When the United States expanded, annexing Texas in 1844 and seizing Mexico's northern territories in 1848, it absorbed a vast community of Hispanic settlers already living across the modern Southwest and California. It is documented that the initial Muslim of African descent in territory that became the U.S. came as part of a Spanish expedition nearly a century before the Mayflower English Puritans landed in Massachusetts in 1620.

Population Truths Versus Coercive Fantasies

The systematic targeting of huge populations of people of color and attempts at large-scale expulsion will not manufacture the all-white nation of extremist imagination. A city like Los Angeles, for instance, is close to 50% Hispanic, and regardless of aggressive enforcement, arrests, and deportations, it remains so. Its name itself is Spanish, an enduring reminder of its original inhabitants.

The entirety of this animus and persecution looks like the fear of racists attempting to believe they can halt the demographic future of a country no longer predominantly white by using pure cruelty.

This is paired with an attack on abortion access that is, at times, explicitly designed to prompt Caucasian women to bear more babies. The rationale cites a fertility rate below replacement level in the US, a phenomenon less impactful than in some other nations because of a hard-working population of immigrant laborers which keeps the economy functioning. Yet, instead of offering the social support that could ease the burdens of parenthood, the strategy has been based on punishment and force.

A prominent journalist observes that the policies on childbirth of certain political figures—along with insults aimed at women without children—amount to pronatalism. This philosophy "usually combines concerns over falling fertility with anti-immigration and anti-women's rights viewpoints."

In a similar vein, analyses show that "efforts to bolster the birth rate do not compensate for broader policies aimed at slashing federal support programs like healthcare for the poor and insurance for kids. The so-called 'pro-family' focus isn't merely about promoting having children.

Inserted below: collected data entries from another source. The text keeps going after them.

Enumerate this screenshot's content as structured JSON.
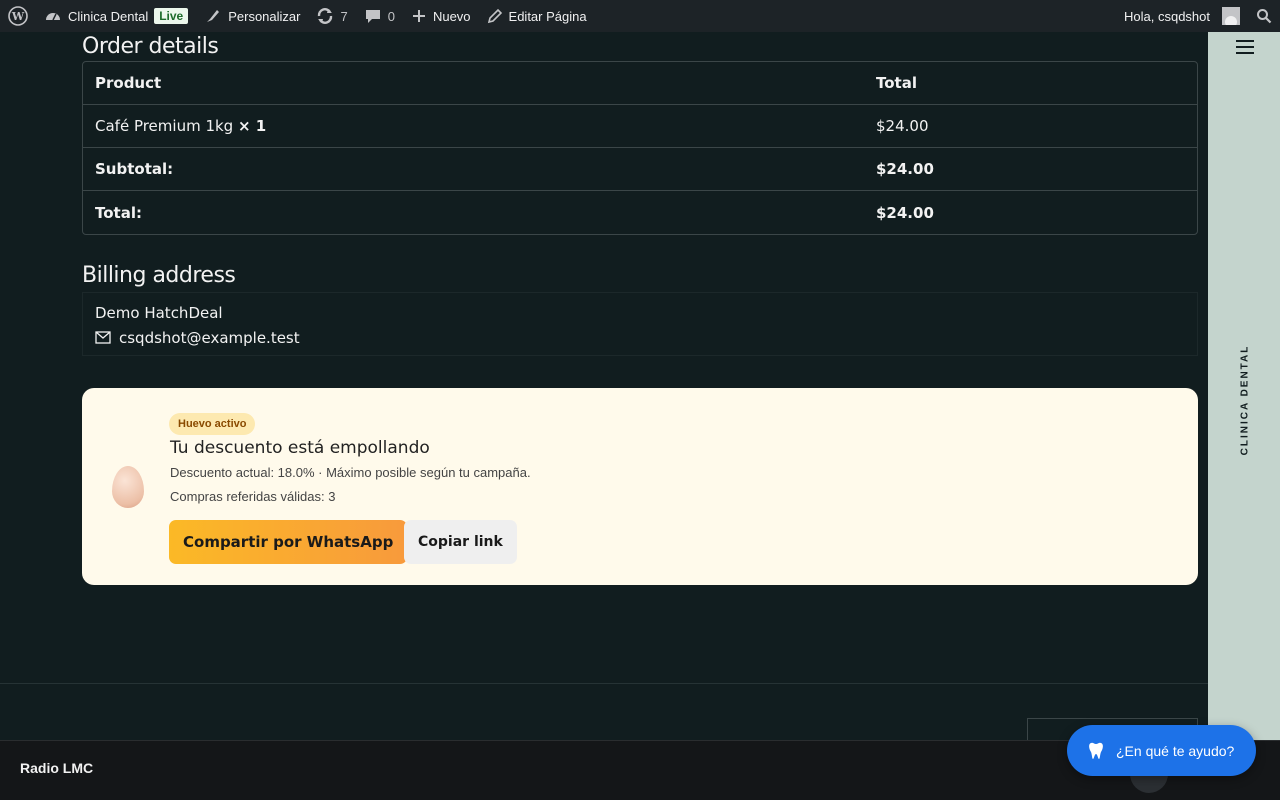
{
  "adminbar": {
    "site_name": "Clinica Dental",
    "live_badge": "Live",
    "customize": "Personalizar",
    "updates_count": "7",
    "comments_count": "0",
    "new_label": "Nuevo",
    "edit_page": "Editar Página",
    "greeting": "Hola, csqdshot"
  },
  "sidebar": {
    "vertical_label": "CLINICA DENTAL"
  },
  "order": {
    "title": "Order details",
    "headers": [
      "Product",
      "Total"
    ],
    "item_name": "Café Premium 1kg",
    "item_qty": "× 1",
    "item_total": "$24.00",
    "subtotal_label": "Subtotal:",
    "subtotal_value": "$24.00",
    "total_label": "Total:",
    "total_value": "$24.00"
  },
  "billing": {
    "title": "Billing address",
    "name": "Demo HatchDeal",
    "email": "csqdshot@example.test"
  },
  "promo": {
    "badge": "Huevo activo",
    "title": "Tu descuento está empollando",
    "line1": "Descuento actual: 18.0% · Máximo posible según tu campaña.",
    "line2": "Compras referidas válidas: 3",
    "whatsapp_button": "Compartir por WhatsApp",
    "copy_button": "Copiar link"
  },
  "radio": {
    "label": "Radio LMC"
  },
  "chat": {
    "label": "¿En qué te ayudo?"
  },
  "colors": {
    "background": "#111d1f",
    "adminbar": "#1d2327",
    "sidebar": "#c4d4cd",
    "promo_bg": "#fffaeb",
    "chat": "#1d72e8"
  },
  "icons": [
    "wordpress-icon",
    "dashboard-icon",
    "brush-icon",
    "updates-icon",
    "comment-icon",
    "plus-icon",
    "pencil-icon",
    "search-icon",
    "menu-icon",
    "mail-icon",
    "egg-icon",
    "tooth-icon"
  ]
}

Instead, it is utilized as a tool to push a right-wing political program that endangers the health of women, bodily autonomy, and economic participation."

Contradictory Strategies and Public Rejection

The combination of anti-immigrant and pronatalist policies represent an attempt to artificially redirect the nation's demographic trajectory. Ultimately, both amount to senseless intimidation by proponents of hate who unintentionally demonstrate that their assertions of being better must be rooted in race and gender; without these constructs, their arguments collapse into incoherent nonsense.

A lot of the reasoning offered by the Trump team does not match up with tangible facts and real-world results. For example, maritime attacks in the Caribbean Sea often target tiny boats not confirmed to be carrying narcotics and not able of making it to the United States. Similarly, Venezuela's role in fentanyl trafficking is negligible, and its role in cocaine trafficking is much smaller than that of neighboring countries on the continent.

The government's position extends to climate issues, with a dismissal of "the science of climate change" and "Net Zero goals." An emotional commitment to coal and oil, especially coal mining, leading to policies that compel localities to invest in obsolete and toxic power sources while sabotaging affordable, clean alternatives. Concurrently, health officials have promoted anti-scientific dietary schemes while eroding general public health safeguards.

The foundational assumption of the attacks on immigrants is that non-white individuals not born in the US are threatening outsiders. Yet, from coast to coast—from Los Angeles to Charlotte, from Chicago to Portland—the government's own forces, immigration enforcement personnel, whom local communities perceive as the dangerous and hostile interlopers.

There is no clearer sign of the widespread rejection of these tactics than the countless individuals mobilizing, demonstrating, risking safety and arrest to protect their communities. Municipality after municipality has stood up in protection of its people. No amount of derogatory language or intimidation can change that reality.

Bryan Marquez
Bryan Marquez

Certified personal trainer and nutritionist with over 10 years of experience in fitness coaching and wellness education.